—Eh! que voulez-vous, mon brave monsieur! répondit en souriant Fragoso. Un moment de désespoir, que j'aurais bien regretté, si les regrets sont de l'autre monde! Mais huit cents lieues de pays à parcourir encore, et pas une pataque à la poche, cela n'est pas fait pour réconforter! J'avais perdu courage, évidemment!»

Ce Fragoso avait, en somme, une bonne et agréable figure.

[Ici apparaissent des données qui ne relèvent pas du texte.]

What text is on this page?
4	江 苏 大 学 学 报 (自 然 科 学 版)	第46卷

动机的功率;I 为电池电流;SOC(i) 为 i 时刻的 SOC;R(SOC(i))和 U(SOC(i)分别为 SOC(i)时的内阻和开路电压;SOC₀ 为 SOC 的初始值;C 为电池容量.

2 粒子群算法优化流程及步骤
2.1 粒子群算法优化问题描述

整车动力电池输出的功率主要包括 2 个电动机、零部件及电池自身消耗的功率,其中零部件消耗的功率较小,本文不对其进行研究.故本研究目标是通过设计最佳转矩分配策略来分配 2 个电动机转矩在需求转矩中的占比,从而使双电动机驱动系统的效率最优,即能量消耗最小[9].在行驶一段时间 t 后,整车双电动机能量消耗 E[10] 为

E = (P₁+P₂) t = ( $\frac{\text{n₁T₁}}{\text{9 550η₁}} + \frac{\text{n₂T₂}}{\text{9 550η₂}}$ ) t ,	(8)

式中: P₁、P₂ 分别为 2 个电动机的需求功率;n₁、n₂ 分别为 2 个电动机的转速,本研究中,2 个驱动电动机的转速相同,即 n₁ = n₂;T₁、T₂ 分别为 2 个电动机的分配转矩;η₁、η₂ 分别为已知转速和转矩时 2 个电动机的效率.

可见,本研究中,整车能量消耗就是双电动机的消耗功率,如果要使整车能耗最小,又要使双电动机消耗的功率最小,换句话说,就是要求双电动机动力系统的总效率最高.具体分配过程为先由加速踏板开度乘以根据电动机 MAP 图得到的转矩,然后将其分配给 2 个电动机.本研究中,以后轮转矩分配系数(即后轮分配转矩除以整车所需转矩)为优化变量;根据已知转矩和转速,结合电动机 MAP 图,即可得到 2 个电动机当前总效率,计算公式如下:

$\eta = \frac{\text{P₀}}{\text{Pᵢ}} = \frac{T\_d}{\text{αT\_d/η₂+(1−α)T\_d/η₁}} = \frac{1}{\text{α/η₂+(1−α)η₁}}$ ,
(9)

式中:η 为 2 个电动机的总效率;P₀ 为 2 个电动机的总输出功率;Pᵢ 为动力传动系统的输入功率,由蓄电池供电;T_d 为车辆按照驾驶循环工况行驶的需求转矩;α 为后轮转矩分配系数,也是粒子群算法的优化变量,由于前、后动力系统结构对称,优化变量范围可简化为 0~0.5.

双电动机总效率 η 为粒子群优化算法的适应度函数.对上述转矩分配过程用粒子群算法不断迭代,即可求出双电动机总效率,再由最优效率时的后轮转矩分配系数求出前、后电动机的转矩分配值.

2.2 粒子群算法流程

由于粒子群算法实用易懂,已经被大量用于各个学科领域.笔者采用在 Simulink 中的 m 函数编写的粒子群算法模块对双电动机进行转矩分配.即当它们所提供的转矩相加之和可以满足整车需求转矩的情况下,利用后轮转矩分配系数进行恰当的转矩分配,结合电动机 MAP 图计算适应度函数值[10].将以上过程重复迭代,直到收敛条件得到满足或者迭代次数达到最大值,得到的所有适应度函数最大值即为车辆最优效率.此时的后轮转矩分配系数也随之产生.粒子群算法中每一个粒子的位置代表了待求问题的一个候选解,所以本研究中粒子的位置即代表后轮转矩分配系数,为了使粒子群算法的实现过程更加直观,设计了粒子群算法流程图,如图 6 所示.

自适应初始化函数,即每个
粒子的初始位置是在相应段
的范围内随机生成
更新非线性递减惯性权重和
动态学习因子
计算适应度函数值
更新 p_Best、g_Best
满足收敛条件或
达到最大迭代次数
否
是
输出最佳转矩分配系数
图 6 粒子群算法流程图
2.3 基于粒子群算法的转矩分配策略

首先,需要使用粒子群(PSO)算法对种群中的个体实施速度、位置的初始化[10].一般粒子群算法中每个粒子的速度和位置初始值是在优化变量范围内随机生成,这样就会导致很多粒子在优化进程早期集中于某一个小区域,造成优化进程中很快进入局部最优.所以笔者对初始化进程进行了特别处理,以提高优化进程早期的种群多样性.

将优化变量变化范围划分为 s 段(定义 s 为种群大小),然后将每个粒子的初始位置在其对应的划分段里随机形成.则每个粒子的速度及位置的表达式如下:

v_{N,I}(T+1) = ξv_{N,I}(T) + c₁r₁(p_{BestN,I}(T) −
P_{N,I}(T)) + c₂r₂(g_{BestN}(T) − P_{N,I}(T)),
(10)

À mesure
qu'il se remettait, on voyait que son caractère devait être gai.
C'était un de ces barbiers nomades qui courent les rives du
Haut-Amazone, allant de village en village, et mettant les
Ressources de leur métier au service des nègres, négresses, Indiens,
Indiennes, qui les apprécient fort.

Mais le pauvre Figaro, bien abandonné, bien misérable, n'ayant pas mangé depuis quarante heures, égaré dans cette forêt, avait un instant perdu la tête… et on sait le reste.

«Mon ami, lui dit Benito, vous allez revenir avec nous à la fazenda d'Iquitos.

—Comment donc, mais avec plaisir! répondit Fragoso. Vous m'avez dépendu, je vous appartiens! Il ne fallait pas me dépendre!

—Hein! chère maîtresse, avons-nous bien fait de continuer notre promenade! dit Lina.

—Je le crois bien! répondit la jeune fille.

—N'importe, dit Benito, je n'aurais jamais cru que nous finirions par trouver un homme au bout de notre cipo!

—Et surtout un barbier dans l'embarras, en train de se pendre!» répondit Fragoso.

Le pauvre diable, redevenu alerte, fut mis au courant de ce qui s'était passé. Il remercia chaudement Lina de la bonne idée qu'elle avait eue de suivre cette liane, et tous reprirent le chemin de la fazenda, où Fragoso fut accueilli de manière à n'avoir plus ni l'envie ni le besoin de recommencer sa triste besogne!